Search Unity

TextMesh Pro removing rich text tags from a string

Discussion in 'UGUI & TextMesh Pro' started by TheValar, May 7, 2018.

  1. TheValar

    TheValar

    Joined:
    Nov 12, 2012
    Posts:
    760
    Is there a way to strip out rich text tags from a string?

    I'm working on a chat feature in a game which will use rich text tags for alignment and coloring certain parts of the string but I don't want user's to be able to inject their own rich text tags. Is there a function somewhere in TextMeshPro that will help me remove all the rich text tags from a string before putting in my own?

    thanks
     
    MrLucid72 likes this.
  2. Stephan_B

    Stephan_B

    Joined:
    Feb 26, 2017
    Posts:
    6,596
    The <noparse> </noparse> tag doesn't remove Rich Text but prevents them from being parsed / processed. As such as using any tag types in between this <noparse> tag will show up as text.

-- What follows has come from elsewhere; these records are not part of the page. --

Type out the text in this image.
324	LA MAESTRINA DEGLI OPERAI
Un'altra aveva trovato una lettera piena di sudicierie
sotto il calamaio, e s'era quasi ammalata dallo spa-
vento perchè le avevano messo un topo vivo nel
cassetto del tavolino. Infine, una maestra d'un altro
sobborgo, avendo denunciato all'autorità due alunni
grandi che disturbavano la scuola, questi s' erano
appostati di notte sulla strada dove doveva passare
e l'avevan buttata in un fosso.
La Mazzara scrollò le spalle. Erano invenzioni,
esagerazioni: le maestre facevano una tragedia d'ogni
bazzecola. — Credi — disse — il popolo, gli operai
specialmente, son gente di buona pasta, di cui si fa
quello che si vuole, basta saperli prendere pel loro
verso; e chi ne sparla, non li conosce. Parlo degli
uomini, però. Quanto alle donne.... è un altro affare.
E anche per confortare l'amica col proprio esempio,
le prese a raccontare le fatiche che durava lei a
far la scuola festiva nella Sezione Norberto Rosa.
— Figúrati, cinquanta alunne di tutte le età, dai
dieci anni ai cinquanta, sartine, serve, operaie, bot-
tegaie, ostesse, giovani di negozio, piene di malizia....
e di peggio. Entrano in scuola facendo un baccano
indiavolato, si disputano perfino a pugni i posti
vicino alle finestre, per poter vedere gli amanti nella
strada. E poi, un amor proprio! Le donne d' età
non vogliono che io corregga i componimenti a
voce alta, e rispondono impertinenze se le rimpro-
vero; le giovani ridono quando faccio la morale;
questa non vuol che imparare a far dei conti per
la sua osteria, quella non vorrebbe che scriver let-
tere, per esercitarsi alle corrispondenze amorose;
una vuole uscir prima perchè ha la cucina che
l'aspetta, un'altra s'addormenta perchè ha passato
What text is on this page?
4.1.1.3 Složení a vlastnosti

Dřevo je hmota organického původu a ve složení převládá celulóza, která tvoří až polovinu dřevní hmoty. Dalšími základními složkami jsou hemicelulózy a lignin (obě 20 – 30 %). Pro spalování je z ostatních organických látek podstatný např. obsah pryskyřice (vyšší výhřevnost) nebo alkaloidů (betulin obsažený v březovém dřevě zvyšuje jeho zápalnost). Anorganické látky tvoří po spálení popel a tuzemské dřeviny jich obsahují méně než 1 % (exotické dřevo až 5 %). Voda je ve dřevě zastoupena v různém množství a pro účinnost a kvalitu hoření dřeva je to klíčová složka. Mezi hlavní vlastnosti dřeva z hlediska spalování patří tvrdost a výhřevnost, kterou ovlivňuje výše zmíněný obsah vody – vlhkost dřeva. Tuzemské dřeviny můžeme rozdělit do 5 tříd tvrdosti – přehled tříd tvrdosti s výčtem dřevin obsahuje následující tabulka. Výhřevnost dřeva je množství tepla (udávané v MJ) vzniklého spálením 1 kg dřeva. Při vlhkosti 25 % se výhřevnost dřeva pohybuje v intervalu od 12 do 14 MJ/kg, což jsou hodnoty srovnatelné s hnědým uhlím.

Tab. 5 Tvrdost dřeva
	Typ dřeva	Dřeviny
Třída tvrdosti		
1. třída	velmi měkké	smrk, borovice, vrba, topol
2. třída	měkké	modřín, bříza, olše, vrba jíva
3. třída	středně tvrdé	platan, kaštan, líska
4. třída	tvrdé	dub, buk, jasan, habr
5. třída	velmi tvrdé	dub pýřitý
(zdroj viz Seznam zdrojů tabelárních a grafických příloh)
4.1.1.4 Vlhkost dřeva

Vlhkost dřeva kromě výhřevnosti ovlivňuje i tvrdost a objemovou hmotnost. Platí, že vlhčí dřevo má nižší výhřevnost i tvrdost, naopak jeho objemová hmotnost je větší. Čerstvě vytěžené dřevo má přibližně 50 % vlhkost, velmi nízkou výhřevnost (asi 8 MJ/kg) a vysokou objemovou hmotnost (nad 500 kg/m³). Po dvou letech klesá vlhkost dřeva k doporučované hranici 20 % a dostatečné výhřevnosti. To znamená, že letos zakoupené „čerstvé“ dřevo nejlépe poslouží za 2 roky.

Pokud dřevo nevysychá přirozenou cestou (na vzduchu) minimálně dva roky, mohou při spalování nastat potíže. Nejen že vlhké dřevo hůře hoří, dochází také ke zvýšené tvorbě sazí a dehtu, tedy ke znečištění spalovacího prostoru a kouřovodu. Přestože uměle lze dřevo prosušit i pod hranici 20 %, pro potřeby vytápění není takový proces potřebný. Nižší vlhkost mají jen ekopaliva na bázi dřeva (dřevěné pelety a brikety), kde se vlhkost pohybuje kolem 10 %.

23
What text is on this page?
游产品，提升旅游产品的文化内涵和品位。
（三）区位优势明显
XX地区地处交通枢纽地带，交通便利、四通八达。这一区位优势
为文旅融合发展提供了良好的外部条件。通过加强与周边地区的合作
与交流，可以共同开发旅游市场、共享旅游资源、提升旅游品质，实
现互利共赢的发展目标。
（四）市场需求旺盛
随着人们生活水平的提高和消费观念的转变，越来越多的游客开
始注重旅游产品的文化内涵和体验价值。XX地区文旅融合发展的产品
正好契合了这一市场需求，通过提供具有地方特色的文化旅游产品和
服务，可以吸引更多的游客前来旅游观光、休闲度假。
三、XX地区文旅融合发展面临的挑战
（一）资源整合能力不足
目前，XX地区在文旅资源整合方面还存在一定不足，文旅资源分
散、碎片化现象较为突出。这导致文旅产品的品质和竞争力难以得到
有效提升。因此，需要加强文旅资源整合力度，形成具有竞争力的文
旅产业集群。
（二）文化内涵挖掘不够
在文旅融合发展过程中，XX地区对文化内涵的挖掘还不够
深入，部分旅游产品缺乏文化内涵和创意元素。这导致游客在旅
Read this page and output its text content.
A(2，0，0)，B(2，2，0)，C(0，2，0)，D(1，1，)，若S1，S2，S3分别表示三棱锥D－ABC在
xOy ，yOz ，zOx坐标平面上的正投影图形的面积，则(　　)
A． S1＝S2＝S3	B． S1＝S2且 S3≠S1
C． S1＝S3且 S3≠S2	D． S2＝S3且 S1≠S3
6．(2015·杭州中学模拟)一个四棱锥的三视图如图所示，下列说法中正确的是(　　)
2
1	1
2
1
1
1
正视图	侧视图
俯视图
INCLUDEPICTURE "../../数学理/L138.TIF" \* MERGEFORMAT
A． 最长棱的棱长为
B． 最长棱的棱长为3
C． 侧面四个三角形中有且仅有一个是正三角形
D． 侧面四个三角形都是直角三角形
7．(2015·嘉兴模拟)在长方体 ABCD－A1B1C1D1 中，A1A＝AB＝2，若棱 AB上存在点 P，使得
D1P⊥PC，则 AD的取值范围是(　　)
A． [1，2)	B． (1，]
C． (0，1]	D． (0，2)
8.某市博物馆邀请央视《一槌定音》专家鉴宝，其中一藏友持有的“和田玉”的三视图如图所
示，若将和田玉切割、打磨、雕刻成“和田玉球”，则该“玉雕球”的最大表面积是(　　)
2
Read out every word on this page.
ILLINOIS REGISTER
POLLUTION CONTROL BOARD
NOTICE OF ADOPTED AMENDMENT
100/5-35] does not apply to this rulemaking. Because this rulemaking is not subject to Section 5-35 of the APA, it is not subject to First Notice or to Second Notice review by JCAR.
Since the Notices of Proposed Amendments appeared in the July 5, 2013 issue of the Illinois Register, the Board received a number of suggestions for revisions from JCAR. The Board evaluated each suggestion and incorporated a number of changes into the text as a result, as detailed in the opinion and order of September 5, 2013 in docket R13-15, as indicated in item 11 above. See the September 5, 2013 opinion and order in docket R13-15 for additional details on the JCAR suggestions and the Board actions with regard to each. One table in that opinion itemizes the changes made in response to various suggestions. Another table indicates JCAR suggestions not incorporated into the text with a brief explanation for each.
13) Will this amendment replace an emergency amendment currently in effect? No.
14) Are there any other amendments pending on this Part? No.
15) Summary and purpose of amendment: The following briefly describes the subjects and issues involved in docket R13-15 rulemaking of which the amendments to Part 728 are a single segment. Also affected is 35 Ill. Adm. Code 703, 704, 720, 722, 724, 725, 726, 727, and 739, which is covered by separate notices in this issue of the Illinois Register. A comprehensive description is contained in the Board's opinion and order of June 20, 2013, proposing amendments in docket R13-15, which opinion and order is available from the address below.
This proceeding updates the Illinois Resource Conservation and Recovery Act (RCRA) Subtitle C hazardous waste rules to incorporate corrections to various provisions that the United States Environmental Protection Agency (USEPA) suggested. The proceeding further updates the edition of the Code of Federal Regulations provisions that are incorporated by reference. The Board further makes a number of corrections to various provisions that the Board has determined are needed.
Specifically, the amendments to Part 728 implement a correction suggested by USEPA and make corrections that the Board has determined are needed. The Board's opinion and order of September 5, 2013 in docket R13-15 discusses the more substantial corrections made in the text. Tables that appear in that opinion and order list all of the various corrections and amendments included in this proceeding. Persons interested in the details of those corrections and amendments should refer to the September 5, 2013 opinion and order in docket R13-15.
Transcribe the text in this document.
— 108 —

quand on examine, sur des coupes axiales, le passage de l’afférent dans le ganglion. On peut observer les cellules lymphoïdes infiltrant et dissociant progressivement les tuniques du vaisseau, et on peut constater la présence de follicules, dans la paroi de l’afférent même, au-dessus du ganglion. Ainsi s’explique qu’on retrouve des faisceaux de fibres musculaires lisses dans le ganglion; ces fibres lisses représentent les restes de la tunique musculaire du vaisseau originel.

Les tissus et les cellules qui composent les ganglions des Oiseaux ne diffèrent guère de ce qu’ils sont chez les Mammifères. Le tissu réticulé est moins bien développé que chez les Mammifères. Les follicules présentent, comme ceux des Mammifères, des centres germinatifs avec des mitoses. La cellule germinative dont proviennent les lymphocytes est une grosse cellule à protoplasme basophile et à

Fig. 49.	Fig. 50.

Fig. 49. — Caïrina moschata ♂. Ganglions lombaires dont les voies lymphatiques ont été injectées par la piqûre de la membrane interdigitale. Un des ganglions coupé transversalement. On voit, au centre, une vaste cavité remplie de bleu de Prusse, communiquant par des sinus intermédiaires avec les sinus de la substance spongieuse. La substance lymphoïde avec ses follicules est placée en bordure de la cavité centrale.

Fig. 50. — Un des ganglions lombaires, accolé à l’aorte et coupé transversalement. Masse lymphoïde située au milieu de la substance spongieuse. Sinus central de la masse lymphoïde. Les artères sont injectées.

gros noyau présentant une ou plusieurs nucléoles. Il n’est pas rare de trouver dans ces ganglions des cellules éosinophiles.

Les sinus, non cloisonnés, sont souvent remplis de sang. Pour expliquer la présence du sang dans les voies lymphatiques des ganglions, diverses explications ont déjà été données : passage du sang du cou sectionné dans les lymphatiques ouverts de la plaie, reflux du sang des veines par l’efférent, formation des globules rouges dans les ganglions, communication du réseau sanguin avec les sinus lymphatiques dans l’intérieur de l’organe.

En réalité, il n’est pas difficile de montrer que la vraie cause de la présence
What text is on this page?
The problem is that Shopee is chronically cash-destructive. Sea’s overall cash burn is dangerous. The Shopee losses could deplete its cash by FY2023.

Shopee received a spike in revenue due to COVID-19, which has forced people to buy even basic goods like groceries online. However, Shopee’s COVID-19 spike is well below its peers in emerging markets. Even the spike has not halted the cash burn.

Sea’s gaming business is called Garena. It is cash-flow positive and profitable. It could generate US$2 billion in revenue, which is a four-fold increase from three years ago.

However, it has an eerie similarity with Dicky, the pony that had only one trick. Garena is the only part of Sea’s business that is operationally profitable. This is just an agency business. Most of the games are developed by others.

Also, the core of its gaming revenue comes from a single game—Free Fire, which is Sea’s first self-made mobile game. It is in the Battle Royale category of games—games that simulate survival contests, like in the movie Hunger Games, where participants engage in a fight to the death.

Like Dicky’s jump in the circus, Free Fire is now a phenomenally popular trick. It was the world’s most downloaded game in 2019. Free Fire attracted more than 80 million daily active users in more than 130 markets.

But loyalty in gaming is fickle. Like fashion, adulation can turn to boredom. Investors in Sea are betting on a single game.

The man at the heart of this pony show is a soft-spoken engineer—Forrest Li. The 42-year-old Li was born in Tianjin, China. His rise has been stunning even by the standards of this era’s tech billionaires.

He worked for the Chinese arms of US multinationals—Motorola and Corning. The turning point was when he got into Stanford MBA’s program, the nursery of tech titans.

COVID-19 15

    There are several TMP users using this where the user text is enclosed in the <noparse> tags.
     
    rahil-p likes this.
  3. TheValar

    TheValar

    Joined:
    Nov 12, 2012
    Posts:
    760
    I suppose I could probably make that work. Will be a pain to have to insert a bunch of no parse groups in between my own rich text tags that I insert into the users message. Would definitely be an appreciated feature to have something exposed from TextMesh Pro to scrub that stuff out
     
  4. Stephan_B

    Stephan_B

    Joined:
    Feb 26, 2017
    Posts:
    6,596
    Can you provide an example of the text a user would type vs. how you would reformat it to include your own tags?
     
  5. TheValar

    TheValar

    Joined:
    Nov 12, 2012
    Posts:
    760
    user might input the message
    hello everyone! This is great :D


    what I will write to the text component will end up being
    <align="right"><color=#00ffff><b>feralholtzem:</b></color> Hello everyone! This is great <sprite name=":D"></align>
     
    MrLucid72 likes this.
  6. TheValar

    TheValar

    Joined:
    Nov 12, 2012
    Posts:
    760
    right now I have it stripping out <noalign> and </noalign> strings from the users message, and then closing and re-opening noalign around the emoji rich text that I insert myself. This seems to work
     
  7. jdeuce

    jdeuce

    Joined:
    Dec 15, 2012
    Posts:
    22
    @Stephan_B: this solution seems woefully inadequate to prevent user tag injection.

    All the user would have to do is prepend their message with </noparse> to get back to being able to inject rich text tags. It would be best if TextMeshPro provided an escape method that could be called to guarantee that any rich text control characters entered by users have been escaped before we pass the text in to be processed.

    e.g.
    Code (CSharp):
    1. textMeshComponent.text = "Some string from the user is: " + TextMeshPro.escape(unsafeString);
    2.  
    3. // instead of
    4.  
    5. textMeshComponent.text = "Some string from the user is: <noparse>" + unsafeString + "</noparse>;
     
    Last edited: May 9, 2019
    kdserra, awsapps, phrenq and 3 others like this.
  8. MrLucid72

    MrLucid72

    Joined:
    Jan 12, 2016
    Posts:
    996
    Hey folks -- did anyone ever find a non-exploitable solution to this? I'm having issues with this, myself ( https://forum.unity.com/threads/rich-text-exploit-with-tmp.694366/#post-4646368 ).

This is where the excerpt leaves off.